Deutsches Evangelisches Gesangbuch
Das Deutsche Evangelische Gesangbuch (DEG) war eine Zusammenstellung von 342 deutschsprachigen evangelischen Kirchenliedern in verbindlicher Text- und Melodiegestalt. Dieser Liedergrundstock wurde vom Deutschen Evangelischen Kirchenausschuss beschlossen und erstmals 1915 als Deutsches Evangelisches Gesangbuch für die Schutzgebiete und das Ausland gedruckt. In der Zwischenkriegszeit wurde es von mehreren Landeskirchen als Stammteil ihrer Gesangbücher übernommen und war damit die Vorstufe zum ersten gesamtdeutschen und österreichischen Gesangbuch, dem Evangelischen Kirchengesangbuch von 1950.
Geschichte
Vorgeschichte
Gemeindelieder waren einer der wichtigsten Verbreitungswege der Reformation und eines ihrer Kennzeichen. Die fortschreitende Technik des Buchdrucks ermöglichte mehr und mehr lesekundigen Menschen den Besitz und Gebrauch von Bibeln, Erbauungs- und Gesangbüchern. Die landeskirchliche und konfessionelle[1] Zersplitterung des deutschen Protestantismus hatte eine kleinregionale Auffächerung des Kirchengesangs zur Folge. Selbst die Lieder Martin Luthers, erst recht die vielen Lieder des Barockzeitalters fanden sich in privaten wie landeskirchlich approbierten Gesangbüchern in den unterschiedlichsten Text- und Melodiefassungen.
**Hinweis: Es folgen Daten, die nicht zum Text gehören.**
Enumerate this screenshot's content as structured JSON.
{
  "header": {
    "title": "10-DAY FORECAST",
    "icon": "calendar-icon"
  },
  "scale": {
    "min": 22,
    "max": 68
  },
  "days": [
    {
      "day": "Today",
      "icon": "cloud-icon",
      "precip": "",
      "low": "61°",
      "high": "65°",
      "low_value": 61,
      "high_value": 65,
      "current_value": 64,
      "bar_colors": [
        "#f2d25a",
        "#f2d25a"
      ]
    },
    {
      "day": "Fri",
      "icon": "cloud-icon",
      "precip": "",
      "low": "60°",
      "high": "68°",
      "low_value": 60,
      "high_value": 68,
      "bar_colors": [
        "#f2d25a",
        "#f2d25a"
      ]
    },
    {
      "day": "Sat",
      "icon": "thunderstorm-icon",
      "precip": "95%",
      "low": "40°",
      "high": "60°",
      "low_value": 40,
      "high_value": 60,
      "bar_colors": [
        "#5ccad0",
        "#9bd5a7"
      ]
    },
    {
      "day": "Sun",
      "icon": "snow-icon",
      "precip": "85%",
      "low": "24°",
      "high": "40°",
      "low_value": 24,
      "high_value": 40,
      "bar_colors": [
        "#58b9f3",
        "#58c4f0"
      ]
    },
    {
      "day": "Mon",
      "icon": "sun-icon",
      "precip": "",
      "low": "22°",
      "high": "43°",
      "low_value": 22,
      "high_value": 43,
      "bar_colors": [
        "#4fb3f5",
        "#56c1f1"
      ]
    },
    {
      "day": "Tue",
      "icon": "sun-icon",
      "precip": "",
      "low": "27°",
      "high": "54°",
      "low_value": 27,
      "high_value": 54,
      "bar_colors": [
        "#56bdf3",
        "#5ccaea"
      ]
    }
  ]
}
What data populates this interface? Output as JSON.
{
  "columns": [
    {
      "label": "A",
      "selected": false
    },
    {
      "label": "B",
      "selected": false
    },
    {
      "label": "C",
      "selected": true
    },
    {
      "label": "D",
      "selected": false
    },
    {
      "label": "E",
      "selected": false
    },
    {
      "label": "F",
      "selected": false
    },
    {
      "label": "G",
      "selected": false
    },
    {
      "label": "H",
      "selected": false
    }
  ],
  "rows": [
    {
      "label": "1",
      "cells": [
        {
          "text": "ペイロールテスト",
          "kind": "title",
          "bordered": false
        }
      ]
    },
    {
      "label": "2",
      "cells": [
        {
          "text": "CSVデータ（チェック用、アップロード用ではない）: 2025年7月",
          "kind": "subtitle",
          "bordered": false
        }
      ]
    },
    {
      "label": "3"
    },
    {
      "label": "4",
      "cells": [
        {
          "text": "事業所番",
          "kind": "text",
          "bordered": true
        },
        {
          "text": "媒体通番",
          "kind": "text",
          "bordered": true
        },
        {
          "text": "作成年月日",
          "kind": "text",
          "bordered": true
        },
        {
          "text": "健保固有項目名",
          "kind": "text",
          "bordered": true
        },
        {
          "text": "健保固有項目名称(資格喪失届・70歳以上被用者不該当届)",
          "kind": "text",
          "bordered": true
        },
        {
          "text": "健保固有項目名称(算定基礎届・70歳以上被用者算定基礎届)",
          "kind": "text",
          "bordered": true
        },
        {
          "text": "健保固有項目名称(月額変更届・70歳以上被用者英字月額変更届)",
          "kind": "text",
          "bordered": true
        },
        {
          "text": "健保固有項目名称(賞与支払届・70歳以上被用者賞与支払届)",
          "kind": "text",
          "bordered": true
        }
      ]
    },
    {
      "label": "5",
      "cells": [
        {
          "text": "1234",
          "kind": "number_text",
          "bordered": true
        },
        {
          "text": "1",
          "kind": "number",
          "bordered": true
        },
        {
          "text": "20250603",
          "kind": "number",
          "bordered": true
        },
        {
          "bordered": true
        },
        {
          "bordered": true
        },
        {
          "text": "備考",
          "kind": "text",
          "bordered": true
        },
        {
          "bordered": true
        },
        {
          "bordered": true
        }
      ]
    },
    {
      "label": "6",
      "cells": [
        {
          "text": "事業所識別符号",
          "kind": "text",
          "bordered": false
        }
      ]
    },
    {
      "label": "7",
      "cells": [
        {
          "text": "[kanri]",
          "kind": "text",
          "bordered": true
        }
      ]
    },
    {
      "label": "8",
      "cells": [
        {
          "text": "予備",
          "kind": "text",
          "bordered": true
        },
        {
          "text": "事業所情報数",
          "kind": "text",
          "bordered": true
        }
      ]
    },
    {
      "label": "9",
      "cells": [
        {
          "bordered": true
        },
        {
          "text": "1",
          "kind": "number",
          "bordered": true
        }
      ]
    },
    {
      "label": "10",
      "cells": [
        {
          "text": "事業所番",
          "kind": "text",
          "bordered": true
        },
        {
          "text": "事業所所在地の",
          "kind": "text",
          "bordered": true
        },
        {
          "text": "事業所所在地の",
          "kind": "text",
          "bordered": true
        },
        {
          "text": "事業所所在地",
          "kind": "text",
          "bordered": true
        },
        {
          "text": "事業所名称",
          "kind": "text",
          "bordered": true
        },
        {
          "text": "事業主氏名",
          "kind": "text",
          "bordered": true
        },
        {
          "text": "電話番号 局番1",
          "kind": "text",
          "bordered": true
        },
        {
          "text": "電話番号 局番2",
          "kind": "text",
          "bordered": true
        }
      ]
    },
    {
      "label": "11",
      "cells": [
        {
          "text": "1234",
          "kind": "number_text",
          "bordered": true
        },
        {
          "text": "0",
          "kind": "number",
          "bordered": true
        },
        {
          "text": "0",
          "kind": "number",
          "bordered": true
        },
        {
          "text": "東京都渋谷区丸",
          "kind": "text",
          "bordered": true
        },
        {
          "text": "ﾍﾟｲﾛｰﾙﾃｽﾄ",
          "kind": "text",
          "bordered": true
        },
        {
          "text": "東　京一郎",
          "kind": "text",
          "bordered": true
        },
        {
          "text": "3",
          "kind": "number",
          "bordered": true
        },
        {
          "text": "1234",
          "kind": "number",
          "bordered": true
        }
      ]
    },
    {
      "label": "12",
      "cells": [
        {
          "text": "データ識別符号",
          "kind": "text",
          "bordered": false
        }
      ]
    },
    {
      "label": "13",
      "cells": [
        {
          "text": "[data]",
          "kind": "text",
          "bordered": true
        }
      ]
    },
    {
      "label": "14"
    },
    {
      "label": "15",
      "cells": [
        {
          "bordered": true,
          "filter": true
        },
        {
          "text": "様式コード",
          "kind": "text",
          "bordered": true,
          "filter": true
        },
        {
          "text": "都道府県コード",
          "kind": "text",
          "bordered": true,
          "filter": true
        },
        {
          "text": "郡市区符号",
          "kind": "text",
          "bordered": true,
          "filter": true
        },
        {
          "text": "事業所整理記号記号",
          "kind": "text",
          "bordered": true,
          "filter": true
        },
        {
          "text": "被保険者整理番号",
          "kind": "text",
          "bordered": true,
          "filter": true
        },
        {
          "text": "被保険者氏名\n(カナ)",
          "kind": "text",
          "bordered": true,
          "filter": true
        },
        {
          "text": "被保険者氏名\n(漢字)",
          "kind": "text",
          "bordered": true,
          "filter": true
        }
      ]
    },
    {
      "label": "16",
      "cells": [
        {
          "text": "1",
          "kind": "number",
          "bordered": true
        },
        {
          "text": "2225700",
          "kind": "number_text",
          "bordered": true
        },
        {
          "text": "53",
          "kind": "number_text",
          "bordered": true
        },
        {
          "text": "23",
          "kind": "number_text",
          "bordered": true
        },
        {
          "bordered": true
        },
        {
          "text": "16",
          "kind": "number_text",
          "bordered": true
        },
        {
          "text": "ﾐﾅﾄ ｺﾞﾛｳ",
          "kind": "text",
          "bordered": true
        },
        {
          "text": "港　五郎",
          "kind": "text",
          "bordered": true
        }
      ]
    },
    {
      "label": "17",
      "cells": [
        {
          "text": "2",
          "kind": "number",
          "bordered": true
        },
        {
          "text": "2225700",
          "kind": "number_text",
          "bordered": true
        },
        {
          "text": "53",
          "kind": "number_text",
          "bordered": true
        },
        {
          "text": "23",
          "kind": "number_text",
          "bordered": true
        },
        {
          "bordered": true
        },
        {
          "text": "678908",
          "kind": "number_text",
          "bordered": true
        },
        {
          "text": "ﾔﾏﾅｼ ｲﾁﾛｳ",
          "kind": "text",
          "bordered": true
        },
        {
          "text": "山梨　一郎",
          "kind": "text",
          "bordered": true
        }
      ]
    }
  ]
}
Erst das 19. Jahrhundert ließ mit der zunehmenden gesellschaftlichen Mobilität und der Relativierung der innerprotestantischen Konfessionsgrenzen das Bedürfnis nach gemeinsamen Liedern in gemeinsamen Fassungen entstehen. 1854 erschien das Deutsche Evangelische Kirchen-Gesangbuch in 150 Kernliedern,[2] dessen Inhalt die Deutsche Evangelische Kirchenkonferenz bei ihrem ersten Zusammentreten in Eisenach 1852 beschlossen hatte. Das Buch blieb jedoch eine Vorlage und wurde von keiner Landeskirche in den gottesdienstlichen Gebrauch übernommen.
Entstehung
Einen neuen Anstoß zur Zusammenarbeit der evangelischen Landeskirchen brachte die Gründung des Kaiserreichs 1871 und ab 1884 das Zusammentreffen von Siedlern aus allen Reichsteilen in den deutschen Kolonialgebieten.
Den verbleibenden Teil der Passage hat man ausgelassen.